Sigmund Freud dijo aquello de que el niño se hace hombre matando al padre. Mi identidad de hombre, por tanto, es el resultado de una sucesión de asesinatos psíquicos en cadena. Romper los barrotes de la cárcel, dejar atrás la autoridad paterna, para ser yo. Freud, el psiquiatra que buceaba sin traje de neopreno en las heladas aguas de las patologías de la familia burguesa de la Europa de principios del siglo XX, diseñó toda una farmacopea para curar los males causados por ese modelo familiar represivo e hipócrita que con tanta precisión describe Stefan Zweig en El mundo de ayer. Thomas Mann lo relata con similar maestría en Los Buddenbrook. Y también Franz Kafka vuelca su ira contra su padre en sus escritos. Pero, si me lo permiten los sabios expertos en raspar la superficie de los agujeros negros e infinitos de la conciencia humana, yo no he experimentado esa angustia y represión. Ahora que ya he dejado el sol a mis espaldas y pienso en mi padre, en el padre de mi padre o en el padre de mi madre, es decir, en la figura paterna dentro de mi familia, percibo luces y sombras, pero no hipocresía y represión. Lo que pasa es que descubrir quién eres y derrapar lo menos posible en las curvas que aparecen en tu juventud, no es fácil. Y menos aún para tu padre, que es quien recoge los platos rotos. Los sabios opinan. Pero quien se come los marrones de los hijos es muchas veces el padre.

Ahora, desde la distancia, cuando ya está atardeciendo en la vida de nuestros padres, cuando muchos de ellos ya no están, es cuando recordamos nítidamente aquellas veces en las que nuestro padre citaba al suyo, admirando la sabiduría que su padre le dejó.

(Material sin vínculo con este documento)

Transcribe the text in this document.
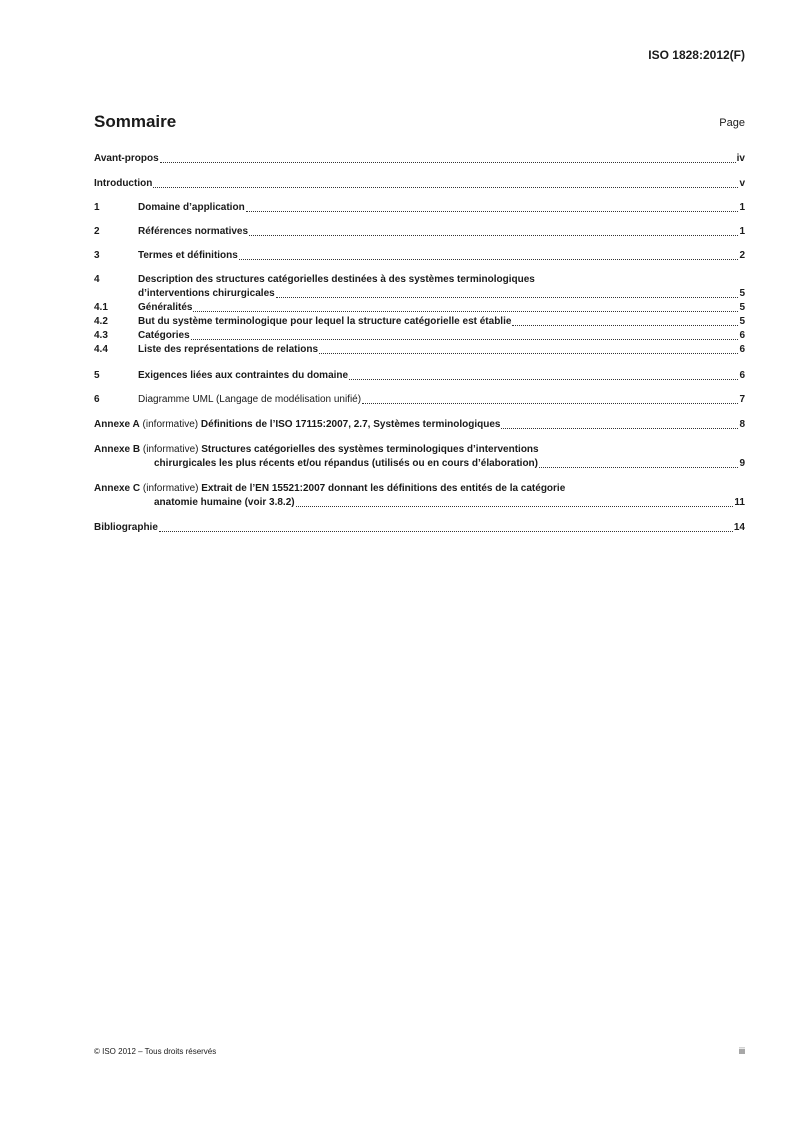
ISO 1828:2012(F)
Sommaire	Page
Avant-propos	iv
Introduction	v
1	Domaine d’application	1
2	Références normatives	1
3	Termes et définitions	2
4	Description des structures catégorielles destinées à des systèmes terminologiques
d’interventions chirurgicales	5
4.1	Généralités	5
4.2	But du système terminologique pour lequel la structure catégorielle est établie	5
4.3	Catégories	6
4.4	Liste des représentations de relations	6
5	Exigences liées aux contraintes du domaine	6
6	Diagramme UML (Langage de modélisation unifié)	7
Annexe A
(informative)
Définitions de l’ISO 17115:2007, 2.7, Systèmes terminologiques	8
Annexe B
(informative)
Structures catégorielles des systèmes terminologiques d’interventions
chirurgicales les plus récents et/ou répandus (utilisés ou en cours d’élaboration)	9
Annexe C
(informative)
Extrait de l’EN 15521:2007 donnant les définitions des entités de la catégorie
anatomie humaine (voir 3.8.2)	11
Bibliographie	14
© ISO 2012 – Tous droits réservés	iii
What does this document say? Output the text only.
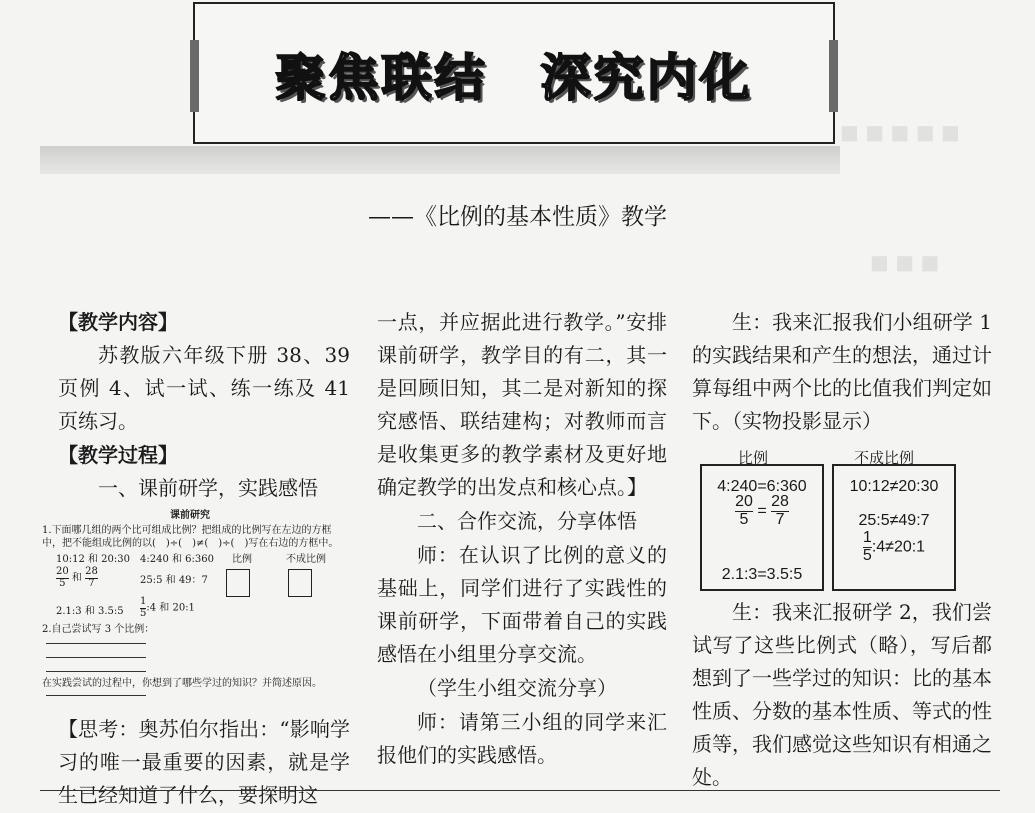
■ ■ ■ ■ ■
■ ■ ■
聚焦联结　深究内化
——《比例的基本性质》教学

【教学内容】

苏教版六年级下册 38、39 页例 4、试一试、练一练及 41 页练习。

【教学过程】

一、课前研学，实践感悟

课前研究
1.下面哪几组的两个比可组成比例？把组成的比例写在左边的方框
中，把不能组成比例的以(　)÷(　)≠(　)÷(　)写在右边的方框中。
10:12 和 20:30 4:240 和 6:360
$\frac{20}{5}$ 和 $\frac{28}{7}$	25:5 和 49：7
2.1:3 和 3.5:5 $\frac{1}{5}$ :4 和 20:1
比例	不成比例
2.自己尝试写 3 个比例：
在实践尝试的过程中，你想到了哪些学过的知识？并简述原因。

【思考：奥苏伯尔指出：“影响学习的唯一最重要的因素，就是学生已经知道了什么，要探明这

一点，并应据此进行教学。”安排课前研学，教学目的有二，其一是回顾旧知，其二是对新知的探究感悟、联结建构；对教师而言是收集更多的教学素材及更好地确定教学的出发点和核心点。】

二、合作交流，分享体悟

师：在认识了比例的意义的基础上，同学们进行了实践性的课前研学，下面带着自己的实践感悟在小组里分享交流。

（学生小组交流分享）

师：请第三小组的同学来汇报他们的实践感悟。

生：我来汇报我们小组研学 1 的实践结果和产生的想法，通过计算每组中两个比的比值我们判定如下。（实物投影显示）

比例	不成比例
4:240=6:360
$\frac{20}{5} = \frac{28}{7}$
2.1:3=3.5:5
10:12≠20:30
25:5≠49:7
$\frac{1}{5}$ :4≠20:1

生：我来汇报研学 2，我们尝试写了这些比例式（略），写后都想到了一些学过的知识：比的基本性质、分数的基本性质、等式的性质等，我们感觉这些知识有相通之处。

Ahora, cuando yo mismo soy padre, y trato de remar dando paletadas a izquierda y derecha, a tientas, intuyendo el rumbo que puede que sea el más favorable para mis hijos, comprendo muchas cosas. Y veo a mi padre con más realismo. Se equivocó conmigo en algunas cosas, pero que aguantó muchos más golpes de los que yo nunca podré imaginar. Alguien, que estaba ahí, cuando las cosas se ponían chungas. Hijo mío, si algo malo viene, que sea para mí.

Los padres que he visto y que veo a mi alrededor no eran ni son perfectos. Pero, la mayoría eran y son buenas personas. Y eso no es fácil. No es fácil mediar entre tantos conflictos, convencer a los hijos de lo que está bien y mal, descubrir qué es lo mejor en cada caso, buscar el término medio entre libertad y responsabilidad. Y pasar a un segundo plano en sus vidas sin acritud, cuando ya son adultos, y has dejado de ser el absoluto protagonista de sus vidas. No sé qué es más difícil, si ser padre o abuelo. En ambos casos, hay que moderarse muchas veces, no dar importancia a desprecios, disculpar. Aguantar. Beberte la amargura con una sonrisa. Para que los hijos sean felices. Resumiendo: qué grande es mi padre. Cada vez recuerdo más sus sentencias, su sentido común. Sé que está ahí. Siempre estará ahí. Como una roca. No tuve que matarlo. Él quiso que yo viviera más que él. Mejor que él. Por encima de él. Es sencillo de entender: es mi padre.